Al punto de que la idea de libertad, idea nueva y reciente, ya está en vías de borrarse de las costumbres y las conciencias y de que la globalización liberal está a punto de consumarse en forma exactamente inversa: una mundialización policíaca, de control total, de terror securitario. La desregulación desemboca en un máximo de constreñimientos y restricciones equivalentes a las de una sociedad fundamentalista.

 

Disminución de la producción, del consumo, de la especulación, del crecimiento (pero ciertamente ¡no de la corrupción!): todo sucede como si en el sistema mundial se operara un repliegue estratégico, una revisión desgarradora de sus valores —en reacción defensiva, al parecer, al impacto del terrorismo, aunque en el fondo no se trate sino de una respuesta a sus disposiciones secretas—, regulación forzada desde el desorden absoluto, pero que se impone a sí mismo, interiorizando de algún modo su propio fracaso.

 

Otro aspecto de la victoria de los terroristas es que las demás formas de violencia y desestabilización del orden juegan a su favor: terrorismo informático, biológico, terrorismo del ántrax y el rumor, todos se los imputan a Bin Laden, quien podría incluso reivindicar como de su propia mano los desastres naturales. Todas las formas de desorganización y de circulación perversa le son útiles. La estructura misma del intercambio mundial generalizado juega a favor del intercambio imposible.
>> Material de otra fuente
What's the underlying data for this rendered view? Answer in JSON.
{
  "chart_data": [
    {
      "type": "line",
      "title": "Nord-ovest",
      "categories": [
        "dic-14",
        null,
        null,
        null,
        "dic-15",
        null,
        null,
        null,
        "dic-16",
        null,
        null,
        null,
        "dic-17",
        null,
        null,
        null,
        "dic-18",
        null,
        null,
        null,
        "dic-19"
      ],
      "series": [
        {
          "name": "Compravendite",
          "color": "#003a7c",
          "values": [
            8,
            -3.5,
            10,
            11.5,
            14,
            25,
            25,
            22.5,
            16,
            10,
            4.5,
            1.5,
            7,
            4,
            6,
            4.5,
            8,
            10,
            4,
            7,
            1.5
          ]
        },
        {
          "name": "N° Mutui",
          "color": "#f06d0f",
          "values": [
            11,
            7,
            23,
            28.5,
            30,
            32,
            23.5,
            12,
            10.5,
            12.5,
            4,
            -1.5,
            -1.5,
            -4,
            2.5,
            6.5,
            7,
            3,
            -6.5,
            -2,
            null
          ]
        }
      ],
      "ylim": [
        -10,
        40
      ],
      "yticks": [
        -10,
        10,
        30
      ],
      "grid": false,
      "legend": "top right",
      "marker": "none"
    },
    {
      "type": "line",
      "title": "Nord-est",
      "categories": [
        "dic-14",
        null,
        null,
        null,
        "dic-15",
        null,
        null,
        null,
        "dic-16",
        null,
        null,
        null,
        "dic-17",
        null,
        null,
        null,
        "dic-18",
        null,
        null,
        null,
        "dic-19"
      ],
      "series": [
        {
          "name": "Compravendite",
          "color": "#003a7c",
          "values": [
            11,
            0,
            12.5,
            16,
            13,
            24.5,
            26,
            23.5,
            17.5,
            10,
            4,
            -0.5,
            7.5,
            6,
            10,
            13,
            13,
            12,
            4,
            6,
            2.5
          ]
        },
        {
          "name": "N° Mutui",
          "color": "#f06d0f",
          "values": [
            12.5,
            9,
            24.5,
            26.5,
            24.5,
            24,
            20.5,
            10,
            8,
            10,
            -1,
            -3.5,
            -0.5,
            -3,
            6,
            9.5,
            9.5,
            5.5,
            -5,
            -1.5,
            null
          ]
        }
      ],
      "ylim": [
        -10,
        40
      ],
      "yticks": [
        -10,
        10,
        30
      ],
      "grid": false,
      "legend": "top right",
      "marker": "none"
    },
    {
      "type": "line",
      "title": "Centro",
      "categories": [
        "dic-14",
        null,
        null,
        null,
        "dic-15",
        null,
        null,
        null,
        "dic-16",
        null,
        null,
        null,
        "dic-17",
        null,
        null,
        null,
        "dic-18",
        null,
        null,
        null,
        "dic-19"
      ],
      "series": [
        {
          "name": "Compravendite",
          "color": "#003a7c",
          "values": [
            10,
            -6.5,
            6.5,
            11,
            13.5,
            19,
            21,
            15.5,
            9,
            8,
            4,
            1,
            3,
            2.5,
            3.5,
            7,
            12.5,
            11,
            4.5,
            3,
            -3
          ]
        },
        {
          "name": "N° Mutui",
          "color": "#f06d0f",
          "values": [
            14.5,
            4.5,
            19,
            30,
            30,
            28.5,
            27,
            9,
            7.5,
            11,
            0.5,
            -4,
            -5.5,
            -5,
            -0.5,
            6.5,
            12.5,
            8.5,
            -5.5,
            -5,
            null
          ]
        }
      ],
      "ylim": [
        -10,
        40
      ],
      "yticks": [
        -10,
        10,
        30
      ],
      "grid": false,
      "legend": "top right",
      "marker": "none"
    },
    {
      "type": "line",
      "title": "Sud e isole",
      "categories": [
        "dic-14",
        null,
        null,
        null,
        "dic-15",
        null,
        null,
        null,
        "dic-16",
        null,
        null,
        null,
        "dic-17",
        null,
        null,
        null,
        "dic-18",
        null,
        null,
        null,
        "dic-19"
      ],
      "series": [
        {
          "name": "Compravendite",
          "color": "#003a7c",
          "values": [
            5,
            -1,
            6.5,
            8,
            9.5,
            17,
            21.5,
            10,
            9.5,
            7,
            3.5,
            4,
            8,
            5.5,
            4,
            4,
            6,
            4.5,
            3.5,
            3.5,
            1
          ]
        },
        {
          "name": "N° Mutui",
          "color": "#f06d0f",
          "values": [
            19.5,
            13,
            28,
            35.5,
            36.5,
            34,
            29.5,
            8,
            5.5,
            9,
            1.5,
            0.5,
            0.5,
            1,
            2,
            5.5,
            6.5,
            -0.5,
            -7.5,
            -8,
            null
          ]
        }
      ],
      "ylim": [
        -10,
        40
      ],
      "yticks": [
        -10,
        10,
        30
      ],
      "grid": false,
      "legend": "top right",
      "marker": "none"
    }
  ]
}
Como una suerte de escritura automática del terrorismo, (re)alimentada por el terrorismo involuntario de la información, con todo el pánico que provoca: si en toda esa historia del ántrax, la intoxicación se produce por cristalización instantánea, por el simple contacto entre una solución química y una molécula, es porque todo el sistema ha alcanzado una masa crítica que lo hace vulnerable a cualquier agresión.

 

No existe una solución para esta situación extrema, y mucho menos la guerra, que no ofrece sino escenarios manidos, con el mismo diluvio de fuerzas militares, de información falsa, de golpes inútiles, de discursos hipócritas y patéticos, de despliegue tecnológico y de intoxicación. En resumen, como en la guerra del Golfo, un no-acontecimiento, un acontecimiento que en verdad no ocurrió.

 

Es esa su razón de ser: sustituir un acontecimiento real y formidable, único e imprevisible, por un pseudo-acontecimiento repetitivo y trillado. El atentado terrorista correspondía a una precedencia del acontecimiento con respecto a todos los modelos de interpretación, mientras que esa guerra estúpidamente militar y tecnológica corresponde, por el contrario, a una precedencia del modelo con respecto al acontecimiento, y por lo tanto, a una apuesta ficticia y a un no-lugar. La guerra como continuación, por otros medios, de la ausencia de política.